The reality is there is no theft taking place because one is dealing with hardware; the tangible goods. You probably can't even find torrents for drivers because there is no monetary value in them.

Most vendors (including nVidia) happily freely dispurse all of their drivers so long as you do absolutely nothing to modify the files you downloaded from their website. The most drivers (availability) the better their hardware sales. Linux goes on to reverse engineer drivers that they can't get access to the original source for, for more than merely compatibility reasons. A lot of this probably has to do with the orthodoxy of the language with which the GPL licensing terms were written in: the converse the linux ideology of keeping all things free and free in this case isn't a monetary term but having the freedom to take some hardware manufacturers code and tweak it. I can appreciate why hardware manufacturers resist that for a thousand reasons. No one wants fried silicon coming back, no one wants to be innundated with support phone calls for things they shouldn't have done. Even in Windows, Mindows or Cindows no manufacturer wants their code manipaluted so that items are overclocked or pushed more than they're designed for.

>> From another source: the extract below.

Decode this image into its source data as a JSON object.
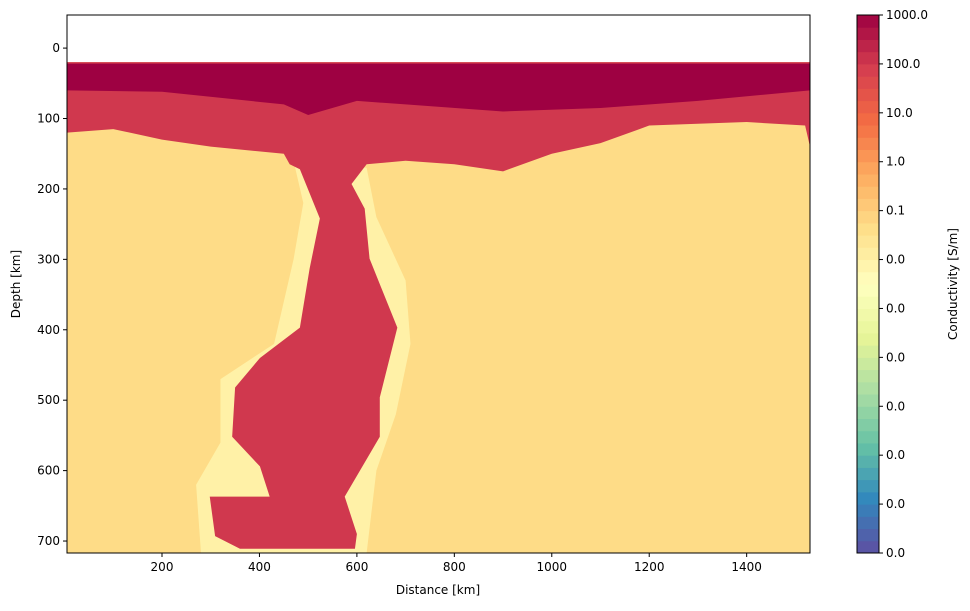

Drivers seem so primordial to any system foundation - if one wants to bring up legality, the concept of virtual machines, the concept of Wine; of bringing over a whole battery of software and drivers to piggy back on another OS ... these things far outweigh "getting" two monitors to work.

One can really get dizzy looking the freedom culture by examing Fedora/RH where if it isn't thrown freely in the air it's considered unorthodox. Simple examples: Fedora doesn't include Adobe Acrobat Reader, while Adobe is busy shoving Adobe Acrobat Reader up everyone's asses all day with an update every 2-days on average. The same for Flash. Spammers inundate the web with Flash and Reader pop-up-malware all day long because they're surfing on the wave generated by Adobe roaring download me. Adobe wants Flash out there - Adobe wants nothing more than to wake up to a www of flash-ridden pages knowing they have authored the visible design of the world. In the real world nVidia doesn't care whether one install Microsoft or Apple or Banannas. nVidia wants a chip or card in every laptop, tablet and desktop if they could. Like all adults they're too busy trying to make money and beat the next guy to care about the flavor of the day. Again, however, they don't want people fiddling with their code just as your automobile manufacturer does not want you to remove their chip, install an after-market chip to push your RPM, and piston-timings higher and faster so you could do more than just use transportation.

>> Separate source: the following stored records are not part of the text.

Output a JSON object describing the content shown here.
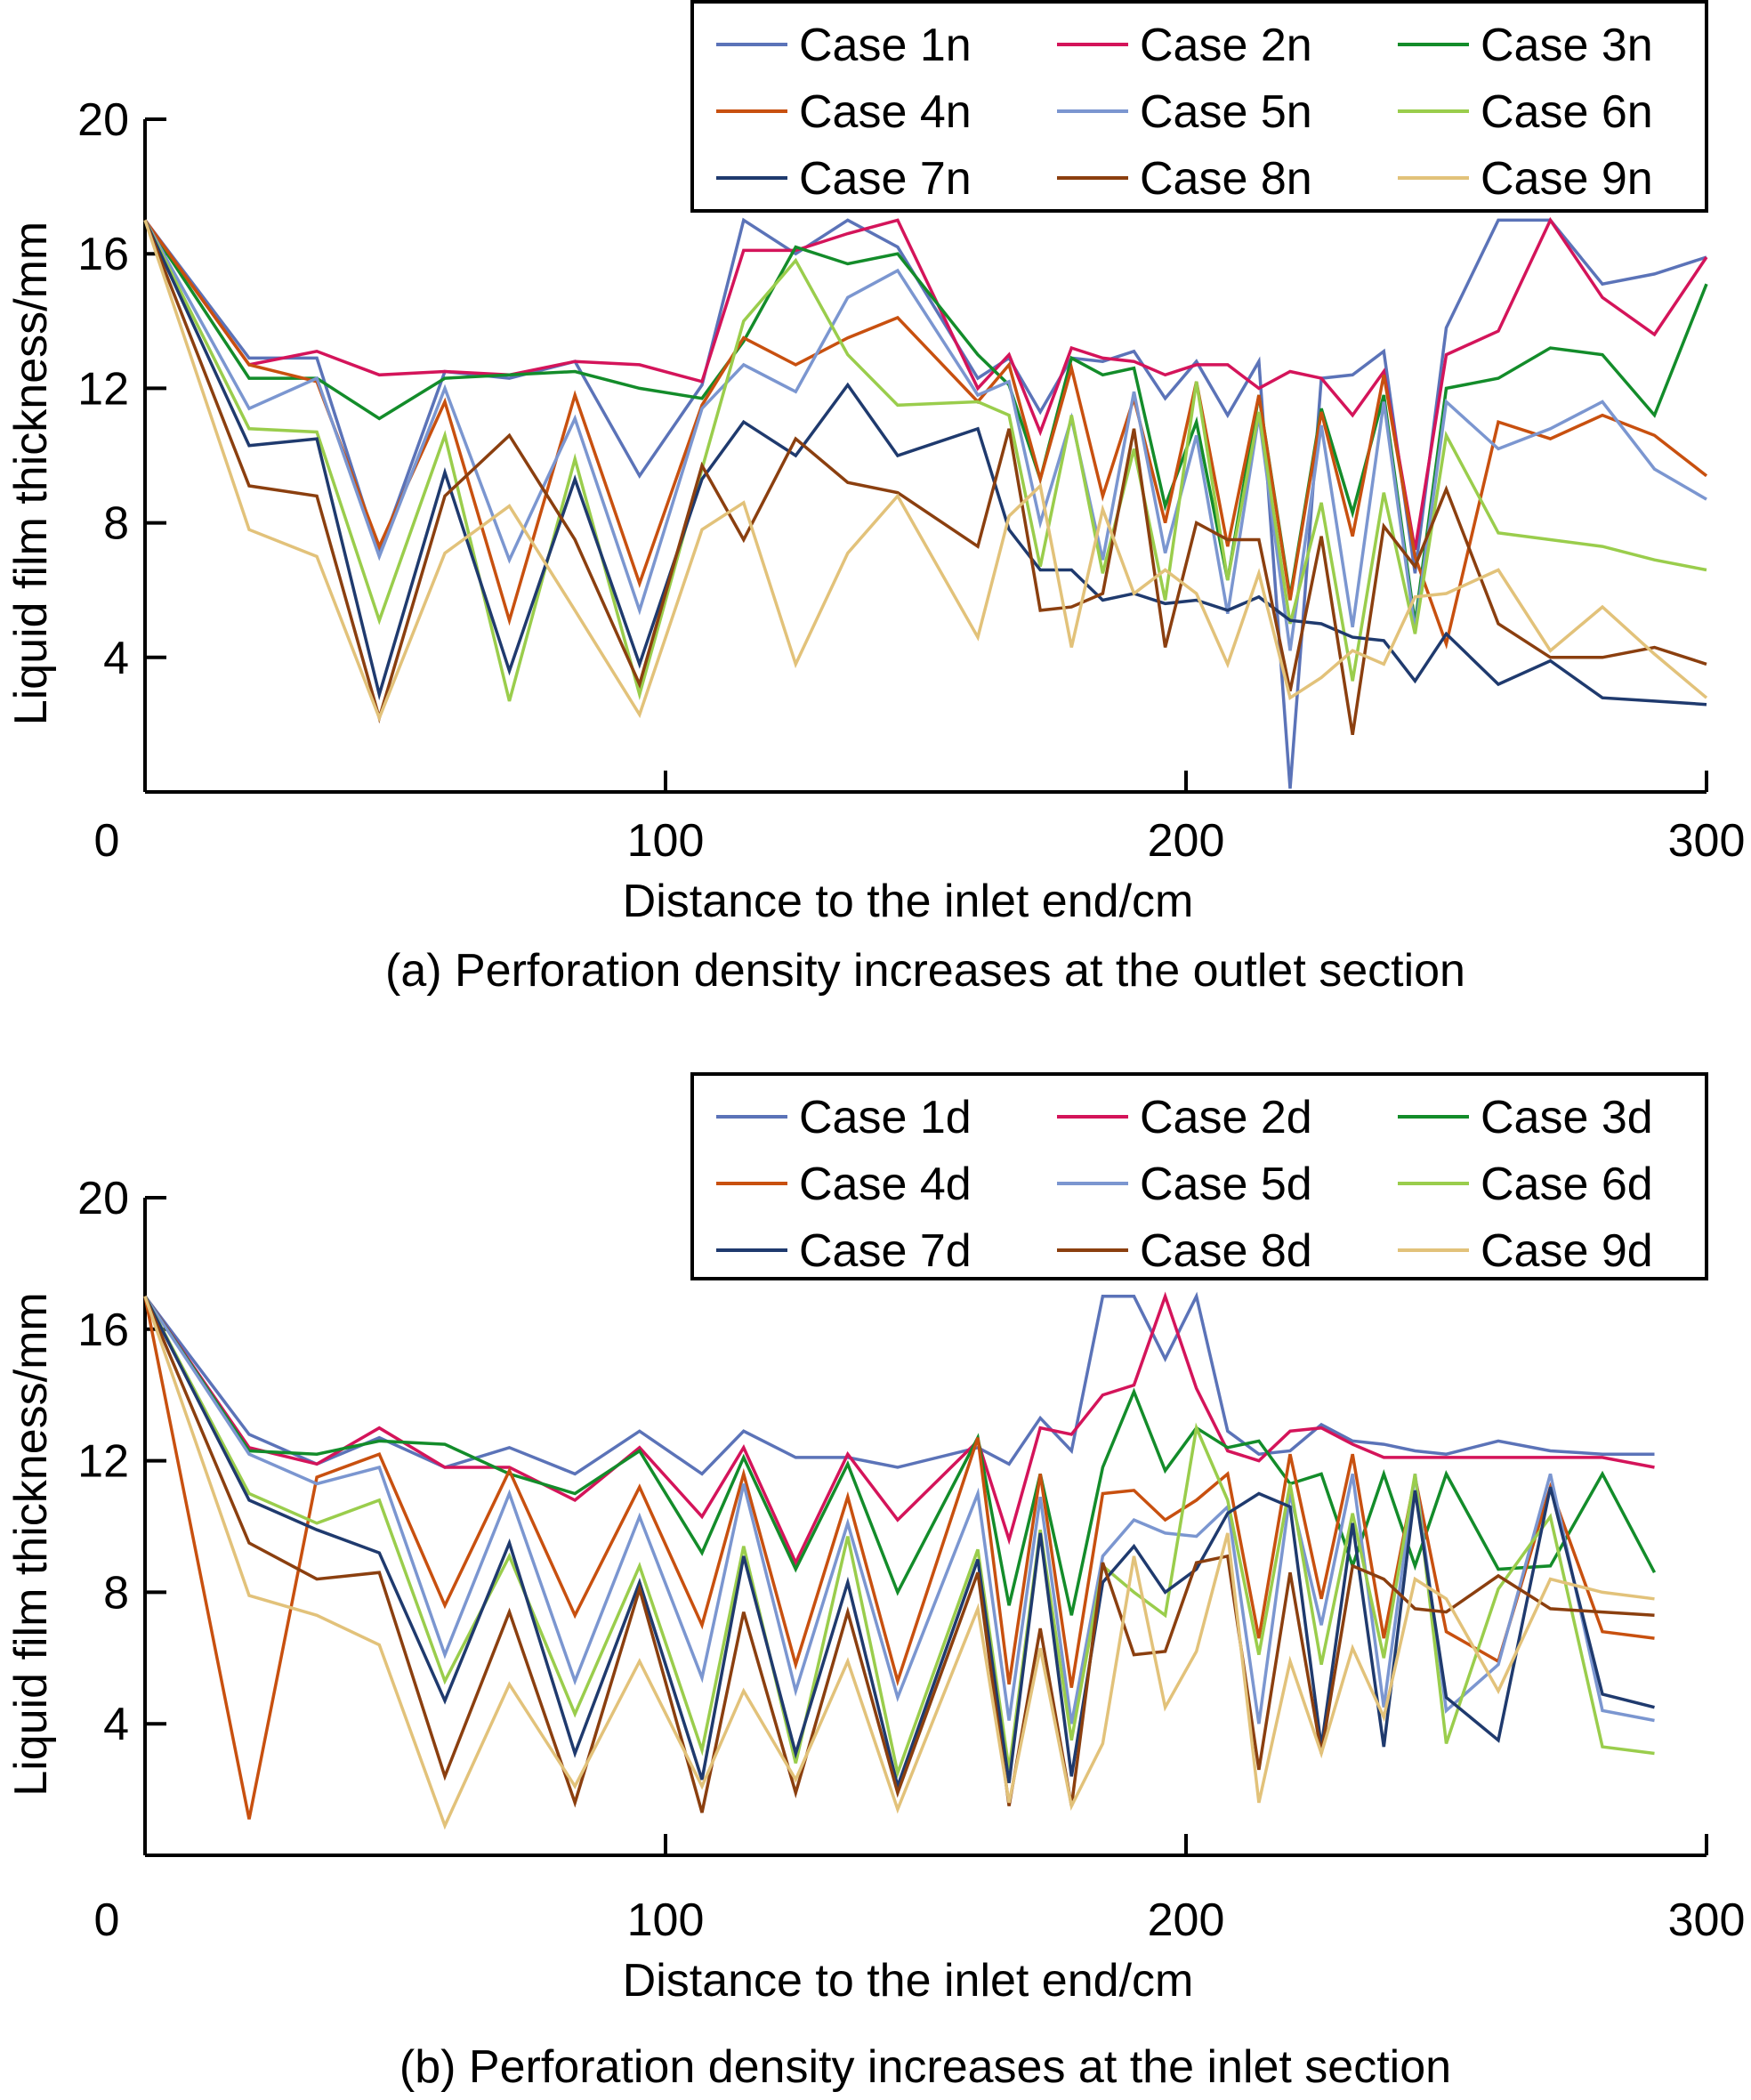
{
  "chart_data": [
    {
      "type": "line",
      "title": "",
      "caption": "(a) Perforation density increases at the outlet section",
      "xlabel": "Distance to the inlet end/cm",
      "ylabel": "Liquid film thickness/mm",
      "xlim": [
        0,
        300
      ],
      "ylim": [
        0,
        20
      ],
      "xticks": [
        "0",
        "100",
        "200",
        "300"
      ],
      "yticks": [
        "4",
        "8",
        "12",
        "16",
        "20"
      ],
      "grid": false,
      "legend_position": "top-right",
      "x": [
        0,
        20,
        33,
        45,
        57.6,
        70,
        82.6,
        95,
        107,
        115,
        125,
        135,
        144.6,
        160,
        166,
        172,
        178,
        184,
        190,
        196,
        202,
        208,
        214,
        220,
        226,
        232,
        238,
        244,
        250,
        260,
        270,
        280,
        290,
        300
      ],
      "series": [
        {
          "name": "Case 1n",
          "color": "#5b73b8",
          "values": [
            17,
            12.9,
            12.9,
            7.1,
            12.5,
            12.3,
            12.8,
            9.4,
            12.1,
            17,
            16,
            17,
            16.2,
            12.3,
            12.9,
            11.3,
            12.9,
            12.8,
            13.1,
            11.7,
            12.8,
            11.2,
            12.8,
            0.1,
            12.3,
            12.4,
            13.1,
            6.5,
            13.8,
            17,
            17,
            15.1,
            15.4,
            15.9
          ]
        },
        {
          "name": "Case 2n",
          "color": "#d4145a",
          "values": [
            17,
            12.7,
            13.1,
            12.4,
            12.5,
            12.4,
            12.8,
            12.7,
            12.2,
            16.1,
            16.1,
            16.6,
            17,
            12,
            13,
            10.7,
            13.2,
            12.9,
            12.8,
            12.4,
            12.7,
            12.7,
            12,
            12.5,
            12.3,
            11.2,
            12.5,
            7.2,
            13,
            13.7,
            17,
            14.7,
            13.6,
            15.9
          ]
        },
        {
          "name": "Case 3n",
          "color": "#138c2a",
          "values": [
            17,
            12.3,
            12.3,
            11.1,
            12.3,
            12.4,
            12.5,
            12,
            11.7,
            13.4,
            16.2,
            15.7,
            16,
            13,
            12.1,
            9.3,
            12.9,
            12.4,
            12.6,
            8.5,
            11,
            6.3,
            11.8,
            5.8,
            11.4,
            8.3,
            11.8,
            5,
            12,
            12.3,
            13.2,
            13,
            11.2,
            15.1
          ]
        },
        {
          "name": "Case 4n",
          "color": "#c8500f",
          "values": [
            17,
            12.7,
            12.2,
            7.3,
            11.6,
            5.1,
            11.8,
            6.2,
            11.5,
            13.5,
            12.7,
            13.5,
            14.1,
            11.6,
            12.7,
            9.3,
            12.6,
            8.8,
            11.7,
            8,
            12.2,
            7.3,
            11.8,
            5.7,
            11.3,
            7.6,
            12.4,
            7,
            4.4,
            11,
            10.5,
            11.2,
            10.6,
            9.4
          ]
        },
        {
          "name": "Case 5n",
          "color": "#7b96d0",
          "values": [
            17,
            11.4,
            12.3,
            7,
            12,
            6.9,
            11.1,
            5.4,
            11.4,
            12.7,
            11.9,
            14.7,
            15.5,
            11.8,
            12.2,
            8,
            11.1,
            6.9,
            11.9,
            7.1,
            10.6,
            5.3,
            11.2,
            4.2,
            10.9,
            4.9,
            11.6,
            4.8,
            11.6,
            10.2,
            10.8,
            11.6,
            9.6,
            8.7
          ]
        },
        {
          "name": "Case 6n",
          "color": "#9acd4c",
          "values": [
            17,
            10.8,
            10.7,
            5.1,
            10.6,
            2.7,
            9.9,
            2.9,
            9.6,
            14,
            15.8,
            13,
            11.5,
            11.6,
            11.2,
            6.7,
            11.2,
            6.5,
            10.2,
            5.7,
            12.2,
            6.3,
            11.3,
            5,
            8.6,
            3.3,
            8.9,
            4.7,
            10.6,
            7.7,
            7.5,
            7.3,
            6.9,
            6.6
          ]
        },
        {
          "name": "Case 7n",
          "color": "#1f3a6e",
          "values": [
            17,
            10.3,
            10.5,
            2.9,
            9.5,
            3.6,
            9.3,
            3.8,
            9.3,
            11,
            10,
            12.1,
            10,
            10.8,
            7.8,
            6.6,
            6.6,
            5.7,
            5.9,
            5.6,
            5.7,
            5.4,
            5.8,
            5.1,
            5,
            4.6,
            4.5,
            3.3,
            4.7,
            3.2,
            3.9,
            2.8,
            2.7,
            2.6
          ]
        },
        {
          "name": "Case 8n",
          "color": "#8b3f0f",
          "values": [
            17,
            9.1,
            8.8,
            2.2,
            8.8,
            10.6,
            7.5,
            3.2,
            9.7,
            7.5,
            10.5,
            9.2,
            8.9,
            7.3,
            10.8,
            5.4,
            5.5,
            5.9,
            10.8,
            4.3,
            8,
            7.5,
            7.5,
            3,
            7.6,
            1.7,
            7.9,
            6.7,
            9,
            5,
            4,
            4,
            4.3,
            3.8
          ]
        },
        {
          "name": "Case 9n",
          "color": "#e2c27a",
          "values": [
            17,
            7.8,
            7,
            2.2,
            7.1,
            8.5,
            5.4,
            2.3,
            7.8,
            8.6,
            3.8,
            7.1,
            8.8,
            4.6,
            8.2,
            9.1,
            4.3,
            8.4,
            5.9,
            6.6,
            5.9,
            3.8,
            6.5,
            2.8,
            3.4,
            4.2,
            3.8,
            5.8,
            5.9,
            6.6,
            4.2,
            5.5,
            4.1,
            2.8
          ]
        }
      ]
    },
    {
      "type": "line",
      "title": "",
      "caption": "(b) Perforation density increases at the inlet section",
      "xlabel": "Distance to the inlet end/cm",
      "ylabel": "Liquid film thickness/mm",
      "xlim": [
        0,
        300
      ],
      "ylim": [
        0,
        20
      ],
      "xticks": [
        "0",
        "100",
        "200",
        "300"
      ],
      "yticks": [
        "4",
        "8",
        "12",
        "16",
        "20"
      ],
      "grid": false,
      "legend_position": "top-right",
      "x": [
        0,
        20,
        33,
        45,
        57.6,
        70,
        82.6,
        95,
        107,
        115,
        125,
        135,
        144.6,
        160,
        166,
        172,
        178,
        184,
        190,
        196,
        202,
        208,
        214,
        220,
        226,
        232,
        238,
        244,
        250,
        260,
        270,
        280,
        290
      ],
      "series": [
        {
          "name": "Case 1d",
          "color": "#5b73b8",
          "values": [
            17,
            12.8,
            11.9,
            12.7,
            11.8,
            12.4,
            11.6,
            12.9,
            11.6,
            12.9,
            12.1,
            12.1,
            11.8,
            12.4,
            11.9,
            13.3,
            12.3,
            17,
            17,
            15.1,
            17,
            12.9,
            12.2,
            12.3,
            13.1,
            12.6,
            12.5,
            12.3,
            12.2,
            12.6,
            12.3,
            12.2,
            12.2
          ]
        },
        {
          "name": "Case 2d",
          "color": "#d4145a",
          "values": [
            17,
            12.4,
            11.9,
            13,
            11.8,
            11.8,
            10.8,
            12.4,
            10.3,
            12.4,
            8.9,
            12.2,
            10.2,
            12.6,
            9.6,
            13,
            12.8,
            14,
            14.3,
            17,
            14.2,
            12.3,
            12,
            12.9,
            13,
            12.5,
            12.1,
            12.1,
            12.1,
            12.1,
            12.1,
            12.1,
            11.8
          ]
        },
        {
          "name": "Case 3d",
          "color": "#138c2a",
          "values": [
            17,
            12.3,
            12.2,
            12.6,
            12.5,
            11.6,
            11,
            12.3,
            9.2,
            12.1,
            8.7,
            11.9,
            8,
            12.7,
            7.6,
            11.6,
            7.3,
            11.8,
            14.1,
            11.7,
            13,
            12.4,
            12.6,
            11.3,
            11.6,
            8.8,
            11.6,
            8.8,
            11.6,
            8.7,
            8.8,
            11.6,
            8.6
          ]
        },
        {
          "name": "Case 4d",
          "color": "#c8500f",
          "values": [
            17,
            1.1,
            11.5,
            12.2,
            7.6,
            11.7,
            7.3,
            11.2,
            7,
            11.6,
            5.8,
            10.9,
            5.3,
            12.7,
            5.2,
            11.6,
            5.1,
            11,
            11.1,
            10.2,
            10.8,
            11.6,
            6.6,
            12.2,
            7.8,
            12.2,
            6.6,
            11.5,
            6.8,
            5.9,
            11.2,
            6.8,
            6.6
          ]
        },
        {
          "name": "Case 5d",
          "color": "#7b96d0",
          "values": [
            17,
            12.2,
            11.3,
            11.8,
            6.1,
            11,
            5.3,
            10.3,
            5.4,
            11.3,
            5,
            10.1,
            4.8,
            11,
            4.1,
            10.9,
            4,
            9.1,
            10.2,
            9.8,
            9.7,
            10.6,
            4,
            11,
            7,
            11.6,
            4.5,
            11.6,
            4.4,
            5.8,
            11.6,
            4.4,
            4.1
          ]
        },
        {
          "name": "Case 6d",
          "color": "#9acd4c",
          "values": [
            17,
            11,
            10.1,
            10.8,
            5.3,
            9.1,
            4.3,
            8.8,
            3.2,
            9.4,
            2.8,
            9.7,
            2.5,
            9.3,
            2.6,
            9.9,
            3.5,
            8.8,
            8,
            7.3,
            13,
            10.8,
            6.1,
            11.3,
            5.8,
            10.4,
            6,
            11.6,
            3.4,
            8.1,
            10.3,
            3.3,
            3.1
          ]
        },
        {
          "name": "Case 7d",
          "color": "#1f3a6e",
          "values": [
            17,
            10.8,
            9.9,
            9.2,
            4.7,
            9.5,
            3.1,
            8.3,
            2.3,
            9.1,
            3.1,
            8.3,
            2.1,
            9,
            2.2,
            9.8,
            2.4,
            8.3,
            9.4,
            8,
            8.7,
            10.4,
            11,
            10.6,
            3.3,
            10.1,
            3.3,
            11.1,
            4.8,
            3.5,
            11.2,
            4.9,
            4.5
          ]
        },
        {
          "name": "Case 8d",
          "color": "#8b3f0f",
          "values": [
            17,
            9.5,
            8.4,
            8.6,
            2.4,
            7.4,
            1.6,
            8.1,
            1.3,
            7.4,
            1.9,
            7.4,
            1.9,
            8.6,
            1.5,
            6.9,
            1.5,
            8.9,
            6.1,
            6.2,
            8.9,
            9.1,
            2.6,
            8.6,
            3.1,
            8.8,
            8.4,
            7.5,
            7.4,
            8.5,
            7.5,
            7.4,
            7.3
          ]
        },
        {
          "name": "Case 9d",
          "color": "#e2c27a",
          "values": [
            17,
            7.9,
            7.3,
            6.4,
            0.9,
            5.2,
            2.1,
            5.9,
            2.1,
            5,
            2.3,
            5.9,
            1.4,
            7.5,
            1.6,
            6.3,
            1.5,
            3.4,
            9.1,
            4.5,
            6.2,
            9.8,
            1.6,
            5.9,
            3.1,
            6.3,
            4.2,
            8.4,
            7.8,
            5,
            8.4,
            8,
            7.8
          ]
        }
      ]
    }
  ]
}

If it isn't about money it's about politics and there is no higher ground to break than in encryption. Sure, some hardware company make get it's hair tangled if you cross lands with their device but big brother's daddy will take your electronics away from you when he wonders why you have any software that encrypts data past more than just browser-password-bit.

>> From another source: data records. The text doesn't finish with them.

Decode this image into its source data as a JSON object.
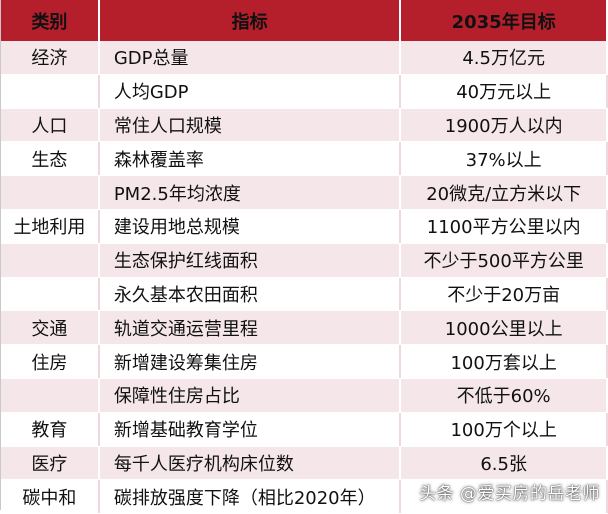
{
  "headers": {
    "category": "类别",
    "indicator": "指标",
    "target": "2035年目标"
  },
  "rows": [
    {
      "category": "经济",
      "indicator": "GDP总量",
      "target": "4.5万亿元"
    },
    {
      "category": "",
      "indicator": "人均GDP",
      "target": "40万元以上"
    },
    {
      "category": "人口",
      "indicator": "常住人口规模",
      "target": "1900万人以内"
    },
    {
      "category": "生态",
      "indicator": "森林覆盖率",
      "target": "37%以上"
    },
    {
      "category": "",
      "indicator": "PM2.5年均浓度",
      "target": "20微克/立方米以下"
    },
    {
      "category": "土地利用",
      "indicator": "建设用地总规模",
      "target": "1100平方公里以内"
    },
    {
      "category": "",
      "indicator": "生态保护红线面积",
      "target": "不少于500平方公里"
    },
    {
      "category": "",
      "indicator": "永久基本农田面积",
      "target": "不少于20万亩"
    },
    {
      "category": "交通",
      "indicator": "轨道交通运营里程",
      "target": "1000公里以上"
    },
    {
      "category": "住房",
      "indicator": "新增建设筹集住房",
      "target": "100万套以上"
    },
    {
      "category": "",
      "indicator": "保障性住房占比",
      "target": "不低于60%"
    },
    {
      "category": "教育",
      "indicator": "新增基础教育学位",
      "target": "100万个以上"
    },
    {
      "category": "医疗",
      "indicator": "每千人医疗机构床位数",
      "target": "6.5张"
    },
    {
      "category": "碳中和",
      "indicator": "碳排放强度下降（相比2020年）",
      "target": ""
    }
  ],
  "watermark": "头条 @爱买房的岳老师"
}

One day someone is going to have to wake up and realize the [relevant] laws in place no longer have merit in a world where I can log into virtual instance [a] from country [b] through hosting service in country [c] without even realizing it, listening to blacklisted format mp3 or someone will wake up someday after clicking the wrong popup to find out they're in jail because the malware installed java or flash or what have you to allow a passthrough and grandma didn't mean to root her tablet, she just clicked the pop-up.